Les chiffres parlent d'eux-mêmes
Il y a cinquante ans, le Kenya comptait 30.000 lions, 10.000 léopards, 10.000 guépards, 20.000 lycaons et 50.000 hyènes, a expliqué le ministre de la forêt et de la faune, Noah Wekesa.
Les experts estiment que le pays compte aujourd'hui 2.000 lions, entre 800 et 1.160 guépards, et tout juste 800 lycaons.

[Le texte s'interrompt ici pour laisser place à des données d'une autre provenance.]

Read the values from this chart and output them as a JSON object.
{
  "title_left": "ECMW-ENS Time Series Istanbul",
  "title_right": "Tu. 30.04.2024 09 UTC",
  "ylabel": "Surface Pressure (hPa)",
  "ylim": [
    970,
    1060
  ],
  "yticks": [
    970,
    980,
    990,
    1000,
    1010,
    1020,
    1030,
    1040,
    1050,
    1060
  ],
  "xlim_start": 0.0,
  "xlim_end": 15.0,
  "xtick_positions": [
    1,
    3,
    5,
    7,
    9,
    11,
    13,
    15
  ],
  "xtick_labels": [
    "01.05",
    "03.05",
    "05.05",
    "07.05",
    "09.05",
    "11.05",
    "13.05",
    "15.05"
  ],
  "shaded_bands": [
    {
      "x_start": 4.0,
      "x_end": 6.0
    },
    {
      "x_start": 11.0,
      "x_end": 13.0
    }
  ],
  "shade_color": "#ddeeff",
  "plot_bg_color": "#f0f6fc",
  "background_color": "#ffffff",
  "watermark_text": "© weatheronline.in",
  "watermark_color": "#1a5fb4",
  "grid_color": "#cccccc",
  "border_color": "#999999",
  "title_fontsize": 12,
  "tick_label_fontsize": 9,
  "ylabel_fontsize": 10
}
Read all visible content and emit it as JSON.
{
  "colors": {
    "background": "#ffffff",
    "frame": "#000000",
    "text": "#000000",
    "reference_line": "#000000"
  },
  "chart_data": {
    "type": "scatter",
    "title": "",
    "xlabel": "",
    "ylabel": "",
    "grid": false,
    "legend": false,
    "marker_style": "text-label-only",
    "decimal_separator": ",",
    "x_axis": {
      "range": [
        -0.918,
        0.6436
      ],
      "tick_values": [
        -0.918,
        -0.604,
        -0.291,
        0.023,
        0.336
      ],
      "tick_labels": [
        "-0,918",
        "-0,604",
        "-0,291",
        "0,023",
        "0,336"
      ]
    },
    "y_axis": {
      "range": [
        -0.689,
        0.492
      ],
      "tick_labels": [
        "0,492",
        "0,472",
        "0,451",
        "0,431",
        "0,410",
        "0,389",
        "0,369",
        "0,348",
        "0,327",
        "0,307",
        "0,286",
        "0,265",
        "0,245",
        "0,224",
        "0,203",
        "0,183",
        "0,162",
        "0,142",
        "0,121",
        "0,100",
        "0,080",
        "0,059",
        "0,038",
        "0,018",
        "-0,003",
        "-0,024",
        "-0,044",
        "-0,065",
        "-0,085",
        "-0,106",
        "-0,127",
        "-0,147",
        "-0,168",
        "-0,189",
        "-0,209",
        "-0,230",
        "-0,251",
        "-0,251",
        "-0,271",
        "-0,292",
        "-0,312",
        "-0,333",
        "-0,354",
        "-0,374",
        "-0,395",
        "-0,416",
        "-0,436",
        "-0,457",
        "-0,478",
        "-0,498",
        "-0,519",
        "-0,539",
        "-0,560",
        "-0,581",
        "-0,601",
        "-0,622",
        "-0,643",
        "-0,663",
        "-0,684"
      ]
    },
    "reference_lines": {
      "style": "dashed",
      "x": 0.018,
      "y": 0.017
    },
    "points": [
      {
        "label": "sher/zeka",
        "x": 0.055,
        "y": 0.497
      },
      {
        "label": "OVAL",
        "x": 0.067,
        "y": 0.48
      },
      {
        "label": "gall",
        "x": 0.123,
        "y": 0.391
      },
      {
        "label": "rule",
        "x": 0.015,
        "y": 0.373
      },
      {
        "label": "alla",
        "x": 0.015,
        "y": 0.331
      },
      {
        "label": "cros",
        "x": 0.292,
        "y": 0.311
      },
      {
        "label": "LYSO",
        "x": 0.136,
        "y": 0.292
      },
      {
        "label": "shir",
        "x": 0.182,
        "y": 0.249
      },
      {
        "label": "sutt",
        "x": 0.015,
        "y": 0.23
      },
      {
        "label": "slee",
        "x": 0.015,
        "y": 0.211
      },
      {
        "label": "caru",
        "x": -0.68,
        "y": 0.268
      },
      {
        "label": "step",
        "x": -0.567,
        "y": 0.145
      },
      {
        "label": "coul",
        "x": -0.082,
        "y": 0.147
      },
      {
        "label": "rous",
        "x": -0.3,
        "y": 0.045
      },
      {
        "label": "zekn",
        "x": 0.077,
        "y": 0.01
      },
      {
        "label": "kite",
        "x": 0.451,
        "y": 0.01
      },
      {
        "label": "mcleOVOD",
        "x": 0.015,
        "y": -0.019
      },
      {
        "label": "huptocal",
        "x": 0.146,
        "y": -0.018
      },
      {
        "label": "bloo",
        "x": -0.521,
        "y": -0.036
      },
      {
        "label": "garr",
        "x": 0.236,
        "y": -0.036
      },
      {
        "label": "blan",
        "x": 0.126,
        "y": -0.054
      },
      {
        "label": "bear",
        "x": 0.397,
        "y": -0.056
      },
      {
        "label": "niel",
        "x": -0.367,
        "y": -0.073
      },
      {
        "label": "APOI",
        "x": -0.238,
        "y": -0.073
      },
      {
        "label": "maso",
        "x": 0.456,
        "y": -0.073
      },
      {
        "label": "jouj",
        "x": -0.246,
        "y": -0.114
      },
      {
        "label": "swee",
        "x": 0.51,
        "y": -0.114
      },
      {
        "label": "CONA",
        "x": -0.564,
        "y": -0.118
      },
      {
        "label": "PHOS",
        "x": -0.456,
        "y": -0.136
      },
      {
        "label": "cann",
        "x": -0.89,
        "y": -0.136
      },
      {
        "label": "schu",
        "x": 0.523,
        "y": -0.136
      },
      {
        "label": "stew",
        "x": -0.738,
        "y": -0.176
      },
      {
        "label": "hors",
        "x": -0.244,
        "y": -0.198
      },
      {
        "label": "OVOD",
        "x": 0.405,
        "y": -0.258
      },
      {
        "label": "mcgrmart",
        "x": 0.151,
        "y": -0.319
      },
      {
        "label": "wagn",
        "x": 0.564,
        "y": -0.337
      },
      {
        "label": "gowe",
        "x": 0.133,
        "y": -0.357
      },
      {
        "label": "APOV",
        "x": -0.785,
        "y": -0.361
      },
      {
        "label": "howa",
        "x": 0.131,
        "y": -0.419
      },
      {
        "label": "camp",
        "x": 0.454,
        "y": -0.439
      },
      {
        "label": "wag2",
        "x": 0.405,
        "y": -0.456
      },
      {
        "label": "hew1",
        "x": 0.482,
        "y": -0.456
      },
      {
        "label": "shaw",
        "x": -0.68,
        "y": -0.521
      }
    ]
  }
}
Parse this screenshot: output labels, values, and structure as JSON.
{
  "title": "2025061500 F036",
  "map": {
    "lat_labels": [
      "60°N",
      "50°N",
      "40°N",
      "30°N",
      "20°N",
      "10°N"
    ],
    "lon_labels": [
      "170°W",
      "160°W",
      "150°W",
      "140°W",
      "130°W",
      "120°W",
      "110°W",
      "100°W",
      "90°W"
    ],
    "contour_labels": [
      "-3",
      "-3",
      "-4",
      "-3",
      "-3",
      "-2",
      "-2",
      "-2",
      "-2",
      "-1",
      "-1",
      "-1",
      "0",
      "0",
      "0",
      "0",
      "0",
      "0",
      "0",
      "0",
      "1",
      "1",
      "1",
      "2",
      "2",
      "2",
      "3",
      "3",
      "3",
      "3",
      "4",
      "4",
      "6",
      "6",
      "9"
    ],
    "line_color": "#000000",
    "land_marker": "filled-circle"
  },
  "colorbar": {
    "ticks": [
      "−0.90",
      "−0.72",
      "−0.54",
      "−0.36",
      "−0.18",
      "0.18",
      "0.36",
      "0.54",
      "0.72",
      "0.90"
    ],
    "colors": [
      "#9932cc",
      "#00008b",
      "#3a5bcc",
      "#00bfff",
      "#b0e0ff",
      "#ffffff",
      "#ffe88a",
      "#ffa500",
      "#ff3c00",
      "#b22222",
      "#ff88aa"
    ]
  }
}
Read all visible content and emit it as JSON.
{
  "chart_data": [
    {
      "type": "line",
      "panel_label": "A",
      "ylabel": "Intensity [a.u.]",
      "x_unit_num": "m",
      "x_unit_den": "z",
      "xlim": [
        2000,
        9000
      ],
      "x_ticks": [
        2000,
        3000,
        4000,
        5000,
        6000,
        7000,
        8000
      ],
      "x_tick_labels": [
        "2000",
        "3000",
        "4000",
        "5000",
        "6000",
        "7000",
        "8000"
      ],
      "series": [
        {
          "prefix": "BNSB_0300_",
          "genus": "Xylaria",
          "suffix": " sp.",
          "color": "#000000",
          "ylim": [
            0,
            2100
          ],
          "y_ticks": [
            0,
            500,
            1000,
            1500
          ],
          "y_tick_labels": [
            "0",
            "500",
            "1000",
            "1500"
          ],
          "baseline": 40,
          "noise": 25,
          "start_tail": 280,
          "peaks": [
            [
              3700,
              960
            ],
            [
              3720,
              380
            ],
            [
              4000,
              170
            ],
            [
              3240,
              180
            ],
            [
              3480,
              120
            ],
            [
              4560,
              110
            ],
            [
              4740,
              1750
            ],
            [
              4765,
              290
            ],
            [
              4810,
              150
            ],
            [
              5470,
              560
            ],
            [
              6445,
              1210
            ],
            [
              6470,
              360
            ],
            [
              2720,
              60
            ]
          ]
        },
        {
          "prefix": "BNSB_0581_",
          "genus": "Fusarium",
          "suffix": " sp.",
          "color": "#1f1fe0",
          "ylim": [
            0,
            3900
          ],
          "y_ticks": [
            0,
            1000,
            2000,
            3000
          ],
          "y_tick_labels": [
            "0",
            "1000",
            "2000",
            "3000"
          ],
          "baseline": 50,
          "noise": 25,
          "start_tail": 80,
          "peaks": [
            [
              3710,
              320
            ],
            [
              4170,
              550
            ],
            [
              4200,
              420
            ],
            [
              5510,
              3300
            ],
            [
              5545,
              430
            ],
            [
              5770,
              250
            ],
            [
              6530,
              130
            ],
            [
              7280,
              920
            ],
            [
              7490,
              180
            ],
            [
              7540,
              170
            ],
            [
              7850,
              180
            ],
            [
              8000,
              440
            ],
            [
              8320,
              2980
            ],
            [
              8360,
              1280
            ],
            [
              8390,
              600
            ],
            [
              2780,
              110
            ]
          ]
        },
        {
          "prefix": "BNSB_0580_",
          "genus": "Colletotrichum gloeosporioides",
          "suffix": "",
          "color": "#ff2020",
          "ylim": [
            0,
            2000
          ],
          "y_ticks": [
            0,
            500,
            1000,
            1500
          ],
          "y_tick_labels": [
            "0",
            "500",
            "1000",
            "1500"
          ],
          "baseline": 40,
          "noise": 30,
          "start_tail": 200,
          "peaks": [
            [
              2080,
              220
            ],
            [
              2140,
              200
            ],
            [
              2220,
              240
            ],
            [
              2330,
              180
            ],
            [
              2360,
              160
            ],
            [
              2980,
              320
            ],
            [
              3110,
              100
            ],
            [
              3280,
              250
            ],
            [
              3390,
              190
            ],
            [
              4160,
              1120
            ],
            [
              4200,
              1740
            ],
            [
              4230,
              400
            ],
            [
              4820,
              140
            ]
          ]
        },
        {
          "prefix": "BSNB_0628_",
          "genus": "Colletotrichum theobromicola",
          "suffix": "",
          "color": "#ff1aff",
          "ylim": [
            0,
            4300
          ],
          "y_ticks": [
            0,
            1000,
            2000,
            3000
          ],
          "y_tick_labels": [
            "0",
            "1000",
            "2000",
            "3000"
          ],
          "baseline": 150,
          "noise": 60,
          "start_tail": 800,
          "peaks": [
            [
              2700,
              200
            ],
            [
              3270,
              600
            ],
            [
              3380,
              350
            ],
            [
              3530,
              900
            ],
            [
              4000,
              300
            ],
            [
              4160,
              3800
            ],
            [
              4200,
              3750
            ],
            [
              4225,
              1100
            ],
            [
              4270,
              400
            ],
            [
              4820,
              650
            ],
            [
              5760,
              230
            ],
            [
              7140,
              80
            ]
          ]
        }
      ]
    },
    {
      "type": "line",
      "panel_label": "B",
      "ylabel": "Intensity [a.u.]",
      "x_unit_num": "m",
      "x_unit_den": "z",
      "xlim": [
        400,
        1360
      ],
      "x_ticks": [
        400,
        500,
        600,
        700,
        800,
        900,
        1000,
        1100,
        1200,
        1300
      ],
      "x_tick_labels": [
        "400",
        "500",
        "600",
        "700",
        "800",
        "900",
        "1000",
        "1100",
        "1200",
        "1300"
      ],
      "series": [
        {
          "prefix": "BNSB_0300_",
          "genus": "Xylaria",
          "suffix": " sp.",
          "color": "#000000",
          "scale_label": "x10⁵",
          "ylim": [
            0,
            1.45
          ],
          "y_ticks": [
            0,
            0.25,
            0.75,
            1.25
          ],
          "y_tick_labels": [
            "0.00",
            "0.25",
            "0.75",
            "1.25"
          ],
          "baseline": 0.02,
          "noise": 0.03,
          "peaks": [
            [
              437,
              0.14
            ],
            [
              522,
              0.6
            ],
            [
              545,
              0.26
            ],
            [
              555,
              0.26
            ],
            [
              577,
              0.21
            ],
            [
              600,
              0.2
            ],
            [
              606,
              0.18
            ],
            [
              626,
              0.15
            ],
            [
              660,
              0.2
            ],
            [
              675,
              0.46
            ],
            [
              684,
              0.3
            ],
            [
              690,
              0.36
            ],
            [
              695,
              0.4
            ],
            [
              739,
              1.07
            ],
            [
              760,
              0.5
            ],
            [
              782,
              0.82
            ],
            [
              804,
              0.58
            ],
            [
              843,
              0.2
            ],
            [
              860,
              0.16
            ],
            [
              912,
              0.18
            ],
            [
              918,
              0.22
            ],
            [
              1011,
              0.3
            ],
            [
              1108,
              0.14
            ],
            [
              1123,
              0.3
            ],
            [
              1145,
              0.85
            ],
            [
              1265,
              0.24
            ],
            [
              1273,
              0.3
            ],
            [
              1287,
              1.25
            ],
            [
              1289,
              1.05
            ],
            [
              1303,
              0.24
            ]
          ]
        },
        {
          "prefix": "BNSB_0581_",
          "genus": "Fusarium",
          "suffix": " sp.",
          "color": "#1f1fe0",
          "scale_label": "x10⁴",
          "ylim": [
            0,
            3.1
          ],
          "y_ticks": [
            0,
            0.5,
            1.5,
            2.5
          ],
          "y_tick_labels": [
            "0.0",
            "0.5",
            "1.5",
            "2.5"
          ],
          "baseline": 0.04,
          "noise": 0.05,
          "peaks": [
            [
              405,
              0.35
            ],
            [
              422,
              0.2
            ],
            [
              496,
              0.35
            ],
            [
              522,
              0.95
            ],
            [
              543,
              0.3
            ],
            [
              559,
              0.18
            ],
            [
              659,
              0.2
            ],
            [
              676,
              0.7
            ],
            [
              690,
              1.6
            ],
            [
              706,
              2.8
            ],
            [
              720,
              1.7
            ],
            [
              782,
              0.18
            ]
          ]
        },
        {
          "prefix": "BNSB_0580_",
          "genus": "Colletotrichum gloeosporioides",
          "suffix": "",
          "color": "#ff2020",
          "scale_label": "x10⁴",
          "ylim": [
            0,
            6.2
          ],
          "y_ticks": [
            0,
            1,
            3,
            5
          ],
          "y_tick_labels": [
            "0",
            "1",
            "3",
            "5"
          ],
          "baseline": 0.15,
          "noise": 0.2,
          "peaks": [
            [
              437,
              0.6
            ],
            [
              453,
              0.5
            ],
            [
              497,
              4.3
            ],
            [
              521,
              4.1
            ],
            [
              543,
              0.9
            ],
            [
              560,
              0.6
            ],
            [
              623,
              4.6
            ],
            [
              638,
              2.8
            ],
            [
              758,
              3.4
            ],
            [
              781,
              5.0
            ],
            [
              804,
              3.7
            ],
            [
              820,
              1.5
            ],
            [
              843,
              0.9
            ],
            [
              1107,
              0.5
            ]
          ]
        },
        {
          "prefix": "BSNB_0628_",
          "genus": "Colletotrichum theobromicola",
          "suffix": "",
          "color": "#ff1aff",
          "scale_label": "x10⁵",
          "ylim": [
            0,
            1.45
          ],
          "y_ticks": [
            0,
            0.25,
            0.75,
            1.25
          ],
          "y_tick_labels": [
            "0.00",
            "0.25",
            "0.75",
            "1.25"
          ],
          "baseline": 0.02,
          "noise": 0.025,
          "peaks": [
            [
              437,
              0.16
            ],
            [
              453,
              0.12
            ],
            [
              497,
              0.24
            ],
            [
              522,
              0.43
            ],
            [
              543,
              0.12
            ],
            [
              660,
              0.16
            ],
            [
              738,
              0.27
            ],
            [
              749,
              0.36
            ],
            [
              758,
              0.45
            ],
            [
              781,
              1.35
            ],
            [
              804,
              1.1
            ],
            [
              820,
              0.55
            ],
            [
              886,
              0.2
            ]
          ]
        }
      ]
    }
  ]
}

"Si nous ne faisons rien et regardons à nouveau ces chiffres dans 50 ans, nous n'aurons alors plus de faune au Kenya" a prévenu Noah Wekesa.
La raréfaction des carnivores est le résultat de la perte de leur habitat... détruit par l'Homme mais le manque de pluie a également aggravé ce phénomène.
De 22 millions en 1988, la population du Kenya a pratiquement doublé aujourd'hui et devrait doubler encore d'ici 2050, poussant les gens à coloniser de nouveaux espaces autrefois considérés comme stériles.
Comment augmenter la population de ces fauves ?
En mettant notamment en place de zones de conservation (à distinguer des simples zones protégées) sur des terrains privés ou appartenant à des communautés, en s'assurant que les communautés locales tirent un bénéfice substantiel de la conservation des carnivores.
Selon le scientifique Charles Musyoki, qui travaille pour le Service kényan de la faune (KWS) les mesures "visent à assurer la coexistence des grands carnivores avec les populations et leur bétail", en examinant précisément les besoins de chaque espèce".
"Humains et carnivores sont ici depuis des milliers d'années et s'en sont accommodés. Mais la situation est devenue explosive depuis peu" a expliqué Mordecai Ogada, un membre de la Force d'intervention pour les grands carnivores du KWS.